Heureusement, entre immédiatement en scène la grande triomphatrice de cette soirée. Sophie Junker nous épate toujours un peu plus à chacune de ses apparitions. La voix est saine, assez centrale avec de belles fulgurances dans l’aigu ample, mais un timbre un peu terne. Ce qui pourrait n’être qu’une solide soprano est transcendé par une attention maniaque à la musicalité du texte, un art de l’ornementation terriblement efficace, riche sans être surchargé et néanmoins plein de surprises, sans oublier un talent d’actrice époustouflant qui fait disparaitre toute trace d’effort. A coté de cette Angelica féerique, on aurait pas forcément pensé à un chanteur aussi délicat que Max Emmanuel Cenčić pour incarner ce rôle ogresque qu’est Orlando. Pourtant, dès le « Nel profondo », son intelligence musicale lui permet d’impressionner sans histrionisme : l’aigu est superbe et contraste magnifiquement avec des graves moins sonores mais pas esquivés pour autant. La vocalisation est sans reproche et le somptueux timbre intact. Certes « Sorge l’irato nembo » manque un peu d’envergure, plus précis que ravageur, crânement affronté cependant. Les scènes de folies elles, sont amenées par un fin glissement psychologique, de la blessure à l’égarement, en un délire véhément qui ne cesse jamais d’être belcantiste. Dommage que l’acteur ne veuille pas quitter des yeux plus souvent sa partition.

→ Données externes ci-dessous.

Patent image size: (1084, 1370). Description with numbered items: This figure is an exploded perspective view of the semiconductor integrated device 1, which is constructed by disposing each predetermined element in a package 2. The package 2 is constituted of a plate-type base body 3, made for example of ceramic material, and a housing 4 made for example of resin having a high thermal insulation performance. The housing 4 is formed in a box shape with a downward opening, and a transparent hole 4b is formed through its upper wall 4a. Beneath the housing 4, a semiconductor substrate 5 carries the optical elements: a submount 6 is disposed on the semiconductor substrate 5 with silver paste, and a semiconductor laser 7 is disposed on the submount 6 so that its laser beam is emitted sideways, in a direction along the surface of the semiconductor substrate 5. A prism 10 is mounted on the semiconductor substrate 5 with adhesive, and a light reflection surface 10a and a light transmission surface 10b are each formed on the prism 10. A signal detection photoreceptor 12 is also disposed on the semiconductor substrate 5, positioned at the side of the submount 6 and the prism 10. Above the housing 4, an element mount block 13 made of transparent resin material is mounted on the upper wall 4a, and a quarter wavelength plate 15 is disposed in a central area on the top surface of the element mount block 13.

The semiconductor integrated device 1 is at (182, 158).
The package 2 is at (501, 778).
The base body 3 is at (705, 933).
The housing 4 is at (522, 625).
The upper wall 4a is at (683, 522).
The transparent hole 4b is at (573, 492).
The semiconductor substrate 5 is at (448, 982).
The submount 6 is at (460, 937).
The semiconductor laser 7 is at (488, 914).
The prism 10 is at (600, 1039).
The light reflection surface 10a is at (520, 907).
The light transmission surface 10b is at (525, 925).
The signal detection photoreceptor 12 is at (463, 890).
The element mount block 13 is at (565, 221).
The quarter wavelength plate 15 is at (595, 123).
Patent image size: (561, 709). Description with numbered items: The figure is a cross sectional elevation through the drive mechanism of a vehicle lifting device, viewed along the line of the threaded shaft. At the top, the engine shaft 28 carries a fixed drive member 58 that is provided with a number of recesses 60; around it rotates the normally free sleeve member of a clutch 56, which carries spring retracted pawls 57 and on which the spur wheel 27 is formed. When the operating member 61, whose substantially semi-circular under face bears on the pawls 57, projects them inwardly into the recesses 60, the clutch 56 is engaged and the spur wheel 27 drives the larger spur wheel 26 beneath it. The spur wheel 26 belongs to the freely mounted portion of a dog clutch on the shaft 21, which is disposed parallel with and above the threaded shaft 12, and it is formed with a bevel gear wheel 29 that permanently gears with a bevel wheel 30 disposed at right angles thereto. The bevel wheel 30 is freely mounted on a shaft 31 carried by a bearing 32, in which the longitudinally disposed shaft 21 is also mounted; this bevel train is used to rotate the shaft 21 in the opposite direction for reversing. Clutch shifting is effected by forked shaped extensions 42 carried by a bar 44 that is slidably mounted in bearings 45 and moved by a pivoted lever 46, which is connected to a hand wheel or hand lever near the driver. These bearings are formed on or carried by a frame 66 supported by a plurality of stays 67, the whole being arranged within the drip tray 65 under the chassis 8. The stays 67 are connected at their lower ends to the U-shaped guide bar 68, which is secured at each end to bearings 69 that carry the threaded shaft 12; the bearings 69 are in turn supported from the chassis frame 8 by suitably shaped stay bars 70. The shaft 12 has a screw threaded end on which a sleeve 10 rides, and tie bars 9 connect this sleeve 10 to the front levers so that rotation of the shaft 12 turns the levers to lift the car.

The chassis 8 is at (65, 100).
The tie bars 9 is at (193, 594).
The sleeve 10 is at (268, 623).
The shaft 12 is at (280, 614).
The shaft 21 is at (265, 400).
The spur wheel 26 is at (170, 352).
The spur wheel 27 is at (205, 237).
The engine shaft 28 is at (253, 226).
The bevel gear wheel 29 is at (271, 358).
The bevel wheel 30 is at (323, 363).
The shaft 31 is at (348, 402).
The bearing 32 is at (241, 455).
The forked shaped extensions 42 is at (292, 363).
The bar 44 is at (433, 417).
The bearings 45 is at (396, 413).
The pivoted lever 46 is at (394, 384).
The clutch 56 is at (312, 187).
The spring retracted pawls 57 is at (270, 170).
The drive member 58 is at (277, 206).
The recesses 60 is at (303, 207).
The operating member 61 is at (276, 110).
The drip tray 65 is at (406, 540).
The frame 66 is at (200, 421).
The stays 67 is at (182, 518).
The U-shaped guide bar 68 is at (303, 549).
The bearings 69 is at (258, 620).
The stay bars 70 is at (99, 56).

Le reste de la distribution est très bien chantant mais brûle insuffisamment les planches pour réellement marquer, n’étaient quelques cadences, souvent restreintes à la conclusion des parties B, et qui font regretter que la tension ne monte que pour ces points d’orgue. L’annulation de Philipp Mathmann, non remplacé, nous prive des airs de Medoro (pas les plus mémorables, entre nous. Rn lieu et place nous sommes gratifiés notamment d'un « Costanza tu m’insegni » pris un peu trop lentement mais qui permet à Pavel Kudinov de faire valoir ses belles couleurs de basse avant d’entamer les airs plus virtuoses avec vigueur. Sonja Runje est une Alcina investie mais trop policée. Privée de son « Alza in quegl’occhi », elle incarne une émouvante femme blessée pour « Cosi potessi », mais ni le vénéneux « Amorose ai rai del sole », ni les imprécations finales ne signalent la magicienne. Nicholas Tamagna chante de façon angélique son « Sol da te » accompagné de la flûte virevoltante et gracile de Zacharias Tarpagkos, mais à force de douceur, patine un peu la mélancolie sous-jacente de ce tube vivaldien. Enfin Jess Dandy est une Bradamante à la voix très originale : contralto très engorgé, comme si la voix n’atteignait jamais les résonateurs du visage, l’ambitus est certes large mais l’émission inégale (des vocalises en sourdine notamment, et des variations décevantes) même si la chanteuse alterne habilement voix chantée et parlée pour certaines notes.